Department of Chemistry, University of Cambridge, Cambridge, United Kingdom.
PLoS Comput Biol. 2011 Oct;7(10):e1002169. doi: 10.1371/journal.pcbi.1002169. Epub 2011 Oct 13.
Identifying the forces that drive proteins to misfold and aggregate, rather than to fold into their functional states, is fundamental to our understanding of living systems and to our ability to combat protein deposition disorders such as Alzheimer's disease and the spongiform encephalopathies. We report here the finding that the balance between hydrophobic and hydrogen bonding interactions is different for proteins in the processes of folding to their native states and misfolding to the alternative amyloid structures. We find that the minima of the protein free energy landscape for folding and misfolding tend to be respectively dominated by hydrophobic and by hydrogen bonding interactions.

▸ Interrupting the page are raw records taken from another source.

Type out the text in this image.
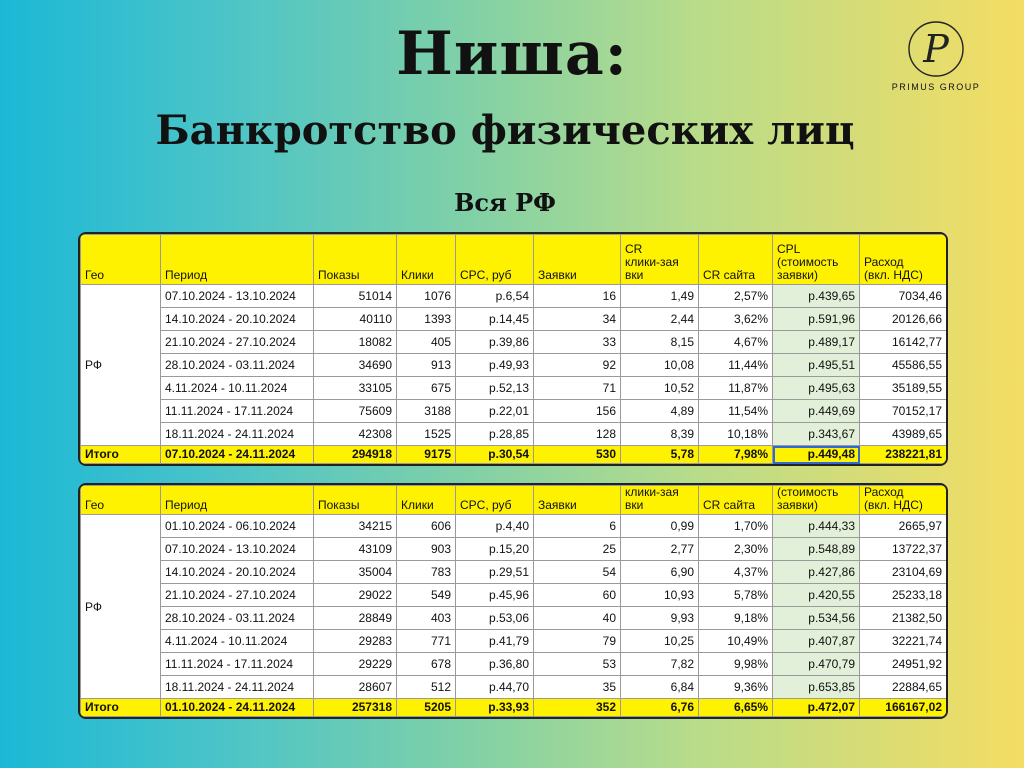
Ниша:
Банкротство физических лиц
Вся РФ
P
PRIMUS GROUP
Гео	Период	Показы	Клики	CPC, руб	Заявки	CR
клики-зая
вки	CR сайта	CPL
(стоимость
заявки)	Расход
(вкл. НДС)
РФ	07.10.2024 - 13.10.2024	51014	1076	р.6,54	16	1,49	2,57%	р.439,65	7034,46
	14.10.2024 - 20.10.2024	40110	1393	р.14,45	34	2,44	3,62%	р.591,96	20126,66
	21.10.2024 - 27.10.2024	18082	405	р.39,86	33	8,15	4,67%	р.489,17	16142,77
	28.10.2024 - 03.11.2024	34690	913	р.49,93	92	10,08	11,44%	р.495,51	45586,55
	4.11.2024 - 10.11.2024	33105	675	р.52,13	71	10,52	11,87%	р.495,63	35189,55
	11.11.2024 - 17.11.2024	75609	3188	р.22,01	156	4,89	11,54%	р.449,69	70152,17
	18.11.2024 - 24.11.2024	42308	1525	р.28,85	128	8,39	10,18%	р.343,67	43989,65
Итого	07.10.2024 - 24.11.2024	294918	9175	р.30,54	530	5,78	7,98%	р.449,48	238221,81
Гео	Период	Показы	Клики	CPC, руб	Заявки	клики-зая
вки	CR сайта	(стоимость
заявки)	Расход
(вкл. НДС)
РФ	01.10.2024 - 06.10.2024	34215	606	р.4,40	6	0,99	1,70%	р.444,33	2665,97
	07.10.2024 - 13.10.2024	43109	903	р.15,20	25	2,77	2,30%	р.548,89	13722,37
	14.10.2024 - 20.10.2024	35004	783	р.29,51	54	6,90	4,37%	р.427,86	23104,69
	21.10.2024 - 27.10.2024	29022	549	р.45,96	60	10,93	5,78%	р.420,55	25233,18
	28.10.2024 - 03.11.2024	28849	403	р.53,06	40	9,93	9,18%	р.534,56	21382,50
	4.11.2024 - 10.11.2024	29283	771	р.41,79	79	10,25	10,49%	р.407,87	32221,74
	11.11.2024 - 17.11.2024	29229	678	р.36,80	53	7,82	9,98%	р.470,79	24951,92
	18.11.2024 - 24.11.2024	28607	512	р.44,70	35	6,84	9,36%	р.653,85	22884,65
Итого	01.10.2024 - 24.11.2024	257318	5205	р.33,93	352	6,76	6,65%	р.472,07	166167,02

These results characterise the nature of the interactions that determine the competition between folding and misfolding of proteins by revealing that the stability of native proteins is primarily determined by hydrophobic interactions between side-chains, while the stability of amyloid fibrils depends more on backbone intermolecular hydrogen bonding interactions.

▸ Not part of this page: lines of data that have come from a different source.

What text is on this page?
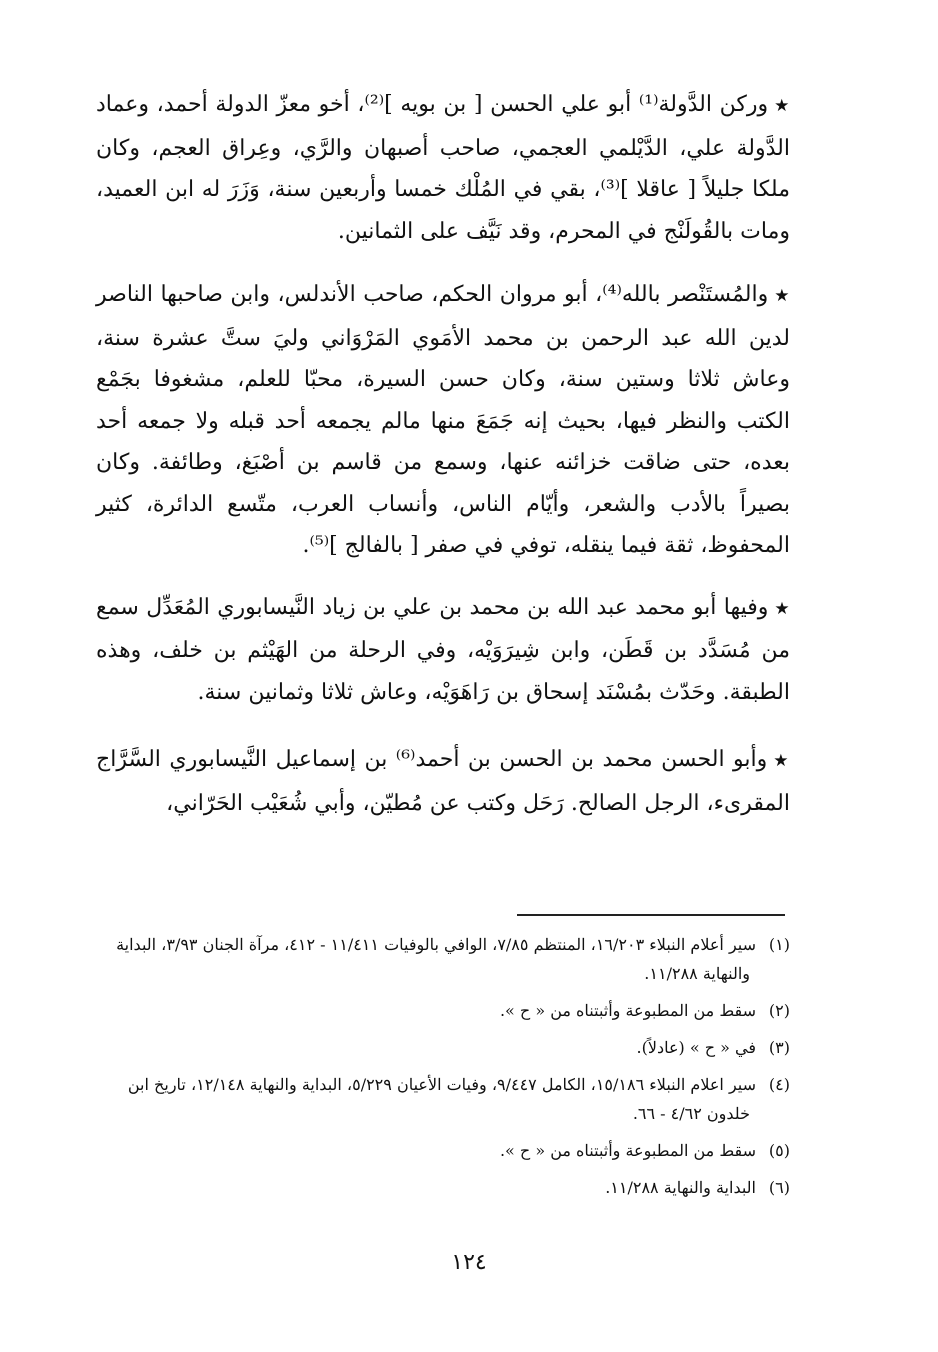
★وركن الدَّولة⁽¹⁾ أبو علي الحسن [ بن بويه ]⁽²⁾، أخو معزّ الدولة أحمد، وعماد الدَّولة علي، الدَّيْلمي العجمي، صاحب أصبهان والرَّي، وعِراق العجم، وكان ملكا جليلاً [ عاقلا ]⁽³⁾، بقي في المُلْك خمسا وأربعين سنة، وَزَرَ له ابن العميد، ومات بالقُولَنْج في المحرم، وقد نَيَّف على الثمانين.

★والمُستَنْصر بالله⁽⁴⁾، أبو مروان الحكم، صاحب الأندلس، وابن صاحبها الناصر لدين الله عبد الرحمن بن محمد الأمَوي المَرْوَاني وليَ ستَّ عشرة سنة، وعاش ثلاثا وستين سنة، وكان حسن السيرة، محبّا للعلم، مشغوفا بجَمْع الكتب والنظر فيها، بحيث إنه جَمَعَ منها مالم يجمعه أحد قبله ولا جمعه أحد بعده، حتى ضاقت خزائنه عنها، وسمع من قاسم بن أصْبَغ، وطائفة. وكان بصيراً بالأدب والشعر، وأيّام الناس، وأنساب العرب، متّسع الدائرة، كثير المحفوظ، ثقة فيما ينقله، توفي في صفر [ بالفالج ]⁽⁵⁾.

★وفيها أبو محمد عبد الله بن محمد بن علي بن زياد النَّيسابوري المُعَدِّل سمع من مُسَدَّد بن قَطَن، وابن شِيرَوَيْه، وفي الرحلة من الهَيْثم بن خلف، وهذه الطبقة. وحَدّث بمُسْنَد إسحاق بن رَاهَوَيْه، وعاش ثلاثا وثمانين سنة.

★وأبو الحسن محمد بن الحسن بن أحمد⁽⁶⁾ بن إسماعيل النَّيسابوري السَّرَّاج المقرىء، الرجل الصالح. رَحَل وكتب عن مُطيّن، وأبي شُعَيْب الحَرّاني،

(١)سير أعلام النبلاء ١٦/٢٠٣، المنتظم ٧/٨٥، الوافي بالوفيات ١١/٤١١ - ٤١٢، مرآة الجنان ٣/٩٣، البداية والنهاية ١١/٢٨٨.

(٢)سقط من المطبوعة وأثبتناه من « ح ».

(٣)في « ح » (عادلاً).

(٤)سير اعلام النبلاء ١٥/١٨٦، الكامل ٩/٤٤٧، وفيات الأعيان ٥/٢٢٩، البداية والنهاية ١٢/١٤٨، تاريخ ابن خلدون ٤/٦٢ - ٦٦.

(٥)سقط من المطبوعة وأثبتناه من « ح ».

(٦)البداية والنهاية ١١/٢٨٨.

١٢٤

确定导致蛋白质错误折叠和聚集的力,而不是折叠成其功能状态,对于我们理解生命系统以及我们对抗蛋白质沉积紊乱(如阿尔茨海默病和海绵状脑病)的能力至关重要。我们在这里报告了一个发现,即在蛋白质折叠到其天然状态和错误折叠到替代淀粉样结构的过程中,疏水相互作用和氢键相互作用之间的平衡是不同的。我们发现,折叠和错误折叠的蛋白质自由能景观的最小值分别倾向于由疏水相互作用和氢键相互作用主导。这些结果描述了决定蛋白质折叠和错误折叠竞争的相互作用的本质,通过揭示天然蛋白质的稳定性主要取决于侧链之间的疏水相互作用,而淀粉样纤维的稳定性更多地取决于骨架分子间氢键相互作用。